More debugging information with curl:

curl -v -H "Host: mamadou-verizon-c1.azureedge.net" https://ajax.aspnetcdn.com
*   Trying 152.199.19.160:443...
* TCP_NODELAY set
* Connected to ajax.aspnetcdn.com (152.199.19.160) port 443 (#0)
* ALPN, offering http/1.1
* successfully set certificate verify locations:
*   CAfile: /etc/ssl/certs/ca-certificates.crt
  CApath: /etc/ssl/certs
* TLSv1.3 (OUT), TLS handshake, Client hello (1):
* TLSv1.3 (IN), TLS handshake, Server hello (2):
* TLSv1.3 (OUT), TLS change cipher, Change cipher spec (1):
* TLSv1.3 (OUT), TLS handshake, Client hello (1):
* TLSv1.3 (IN), TLS handshake, Server hello (2):
* TLSv1.3 (IN), TLS handshake, Encrypted Extensions (8):
* TLSv1.3 (IN), TLS handshake, Certificate (11):
* TLSv1.3 (IN), TLS handshake, CERT verify (15):
* TLSv1.3 (IN), TLS handshake, Finished (20):
* TLSv1.3 (OUT), TLS handshake, Finished (20):
* SSL connection using TLSv1.3 / TLS_AES_256_GCM_SHA384
* ALPN, server accepted to use http/1.1
* Server certificate:
*  subject: CN=*.vo.msecnd.net
*  start date: Mar 30 17:48:56 2018 GMT
*  expire date: Mar 30 17:48:56 2020 GMT
*  subjectAltName: host "ajax.aspnetcdn.com" matched cert's "*.aspnetcdn.com"
*  issuer: C=US; ST=Washington; L=Redmond; O=Microsoft Corporation; OU=Microsoft IT; CN=Microsoft IT TLS CA 2
*  SSL certificate verify ok.
> GET / HTTP/1.1
> Host: mamadou-verizon-c1.azureedge.net
> User-Agent: curl/7.67.0
> Accept: */*
> 
* TLSv1.3 (IN), TLS handshake, Newsession Ticket (4):
* TLSv1.3 (IN), TLS handshake, Newsession Ticket (4):
* old SSL session ID is stale, removing
* Mark bundle as not supporting multiuse
< HTTP/1.1 404 Not Found
< Content-Type: text/html
< Date: Wed, 25 Dec 2019 04:22:50 GMT
< Server: ECAcc (lha/8DD0)
< Content-Length: 345
< 
<?xml version="1.0" encoding="iso-8859-1"?>
<!DOCTYPE html PUBLIC "-//W3C//DTD XHTML 1.0 Transitional//EN"
         "http://www.w3.org/TR/xhtml1/DTD/xhtml1-transitional.dtd">
<html xmlns="http://www.w3.org/1999/xhtml" xml:lang="en" lang="en">
    <head>
        <title>404 - Not Found</title>
    </head>
    <body>
        <h1>404 - Not Found</h1>
    </body>
</html>
* Connection #0 to host ajax.aspnetcdn.com left intact
cbruegg commented 3 years ago

I believe the problem is that Azure CDN maps HTTP to HTTP and HTTPS to HTTPS, i.e. when you access http://yourcdn.azureedge.net, it forwards to http://yourorigin.azureedge.net and when you access https://yourcdn.azureedge.net, it forwards to https://yourorigin.azureedge.net.
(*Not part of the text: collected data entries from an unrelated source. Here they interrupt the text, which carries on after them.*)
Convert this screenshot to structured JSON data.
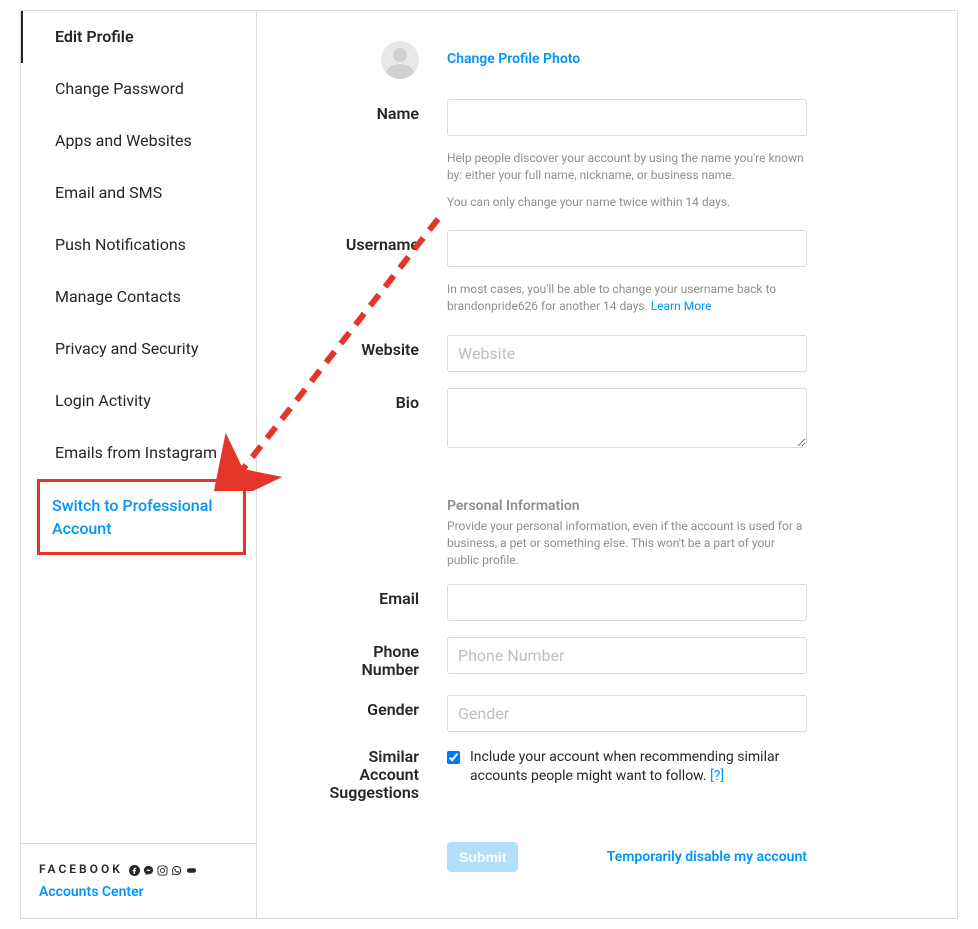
{
  "sidebar": {
    "items": [
      {
        "label": "Edit Profile"
      },
      {
        "label": "Change Password"
      },
      {
        "label": "Apps and Websites"
      },
      {
        "label": "Email and SMS"
      },
      {
        "label": "Push Notifications"
      },
      {
        "label": "Manage Contacts"
      },
      {
        "label": "Privacy and Security"
      },
      {
        "label": "Login Activity"
      },
      {
        "label": "Emails from Instagram"
      }
    ],
    "switch_professional": "Switch to Professional Account",
    "footer": {
      "facebook_label": "FACEBOOK",
      "accounts_center": "Accounts Center"
    }
  },
  "form": {
    "change_photo": "Change Profile Photo",
    "name": {
      "label": "Name",
      "value": "",
      "help1": "Help people discover your account by using the name you're known by: either your full name, nickname, or business name.",
      "help2": "You can only change your name twice within 14 days."
    },
    "username": {
      "label": "Username",
      "value": "",
      "help": "In most cases, you'll be able to change your username back to brandonpride626 for another 14 days. ",
      "learn_more": "Learn More"
    },
    "website": {
      "label": "Website",
      "placeholder": "Website",
      "value": ""
    },
    "bio": {
      "label": "Bio",
      "value": ""
    },
    "personal_info": {
      "heading": "Personal Information",
      "text": "Provide your personal information, even if the account is used for a business, a pet or something else. This won't be a part of your public profile."
    },
    "email": {
      "label": "Email",
      "value": ""
    },
    "phone": {
      "label": "Phone Number",
      "placeholder": "Phone Number",
      "value": ""
    },
    "gender": {
      "label": "Gender",
      "placeholder": "Gender",
      "value": ""
    },
    "suggestions": {
      "label": "Similar Account Suggestions",
      "checkbox_label": "Include your account when recommending similar accounts people might want to follow.",
      "qmark": "[?]",
      "checked": true
    },
    "actions": {
      "submit": "Submit",
      "disable": "Temporarily disable my account"
    }
  }
}
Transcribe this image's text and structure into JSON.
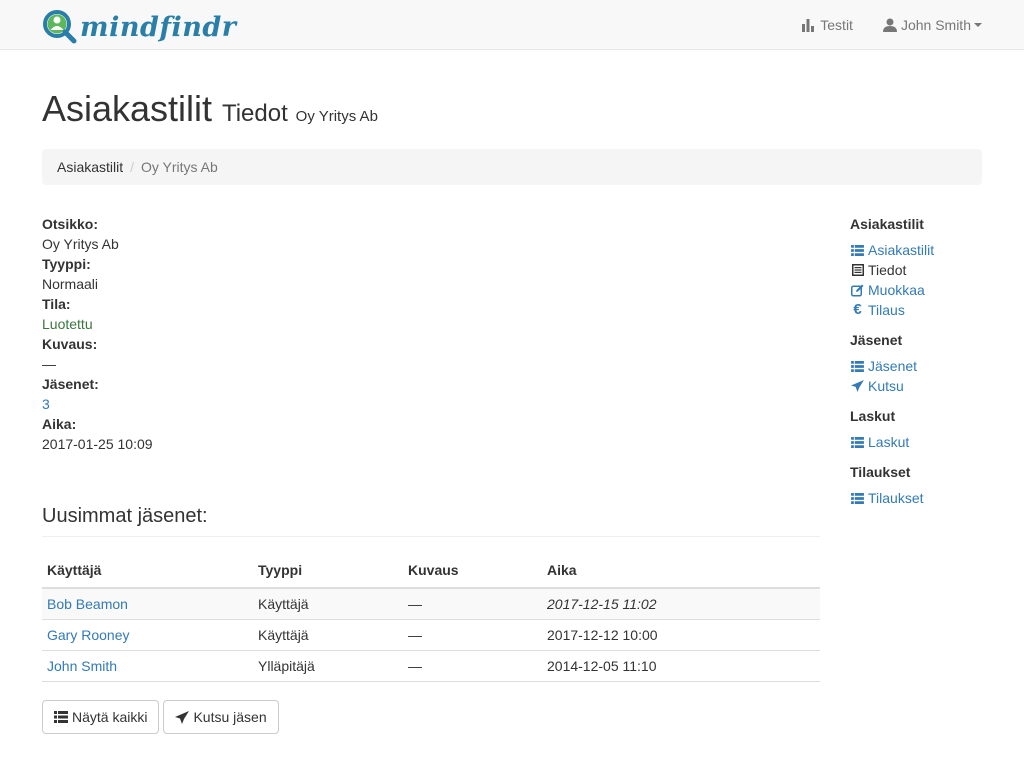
{
  "brand": {
    "name": "mindfindr"
  },
  "nav": {
    "tests_label": "Testit",
    "user_label": "John Smith"
  },
  "header": {
    "title": "Asiakastilit",
    "subtitle": "Tiedot",
    "account": "Oy Yritys Ab"
  },
  "breadcrumb": {
    "root": "Asiakastilit",
    "separator": "/",
    "current": "Oy Yritys Ab"
  },
  "details": [
    {
      "label": "Otsikko:",
      "value": "Oy Yritys Ab"
    },
    {
      "label": "Tyyppi:",
      "value": "Normaali"
    },
    {
      "label": "Tila:",
      "value": "Luotettu"
    },
    {
      "label": "Kuvaus:",
      "value": "—"
    },
    {
      "label": "Jäsenet:",
      "value": "3"
    },
    {
      "label": "Aika:",
      "value": "2017-01-25 10:09"
    }
  ],
  "members": {
    "title": "Uusimmat jäsenet:",
    "columns": [
      "Käyttäjä",
      "Tyyppi",
      "Kuvaus",
      "Aika"
    ],
    "rows": [
      {
        "user": "Bob Beamon",
        "type": "Käyttäjä",
        "desc": "—",
        "time": "2017-12-15 11:02"
      },
      {
        "user": "Gary Rooney",
        "type": "Käyttäjä",
        "desc": "—",
        "time": "2017-12-12 10:00"
      },
      {
        "user": "John Smith",
        "type": "Ylläpitäjä",
        "desc": "—",
        "time": "2014-12-05 11:10"
      }
    ],
    "show_all_label": "Näytä kaikki",
    "invite_label": "Kutsu jäsen"
  },
  "sidebar": {
    "groups": [
      {
        "heading": "Asiakastilit",
        "items": [
          {
            "label": "Asiakastilit",
            "icon": "list-icon"
          },
          {
            "label": "Tiedot",
            "icon": "details-icon"
          },
          {
            "label": "Muokkaa",
            "icon": "edit-icon"
          },
          {
            "label": "Tilaus",
            "icon": "euro-icon"
          }
        ]
      },
      {
        "heading": "Jäsenet",
        "items": [
          {
            "label": "Jäsenet",
            "icon": "list-icon"
          },
          {
            "label": "Kutsu",
            "icon": "send-icon"
          }
        ]
      },
      {
        "heading": "Laskut",
        "items": [
          {
            "label": "Laskut",
            "icon": "list-icon"
          }
        ]
      },
      {
        "heading": "Tilaukset",
        "items": [
          {
            "label": "Tilaukset",
            "icon": "list-icon"
          }
        ]
      }
    ]
  },
  "colors": {
    "link": "#337ab7",
    "brand": "#2a7fa8",
    "brand_green": "#5cb85c",
    "status_ok": "#3c763d"
  }
}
With the former, Azure CDN doesn't expect a TLS connection, so it doesn't work. With the latter, Azure tries to establish a real TLS connection to the origin, which also cannot result in a working tunnel.

This actually even affects non-fronted setups. I haven't been able to set up the normal CDN mode of Cloak with Azure either.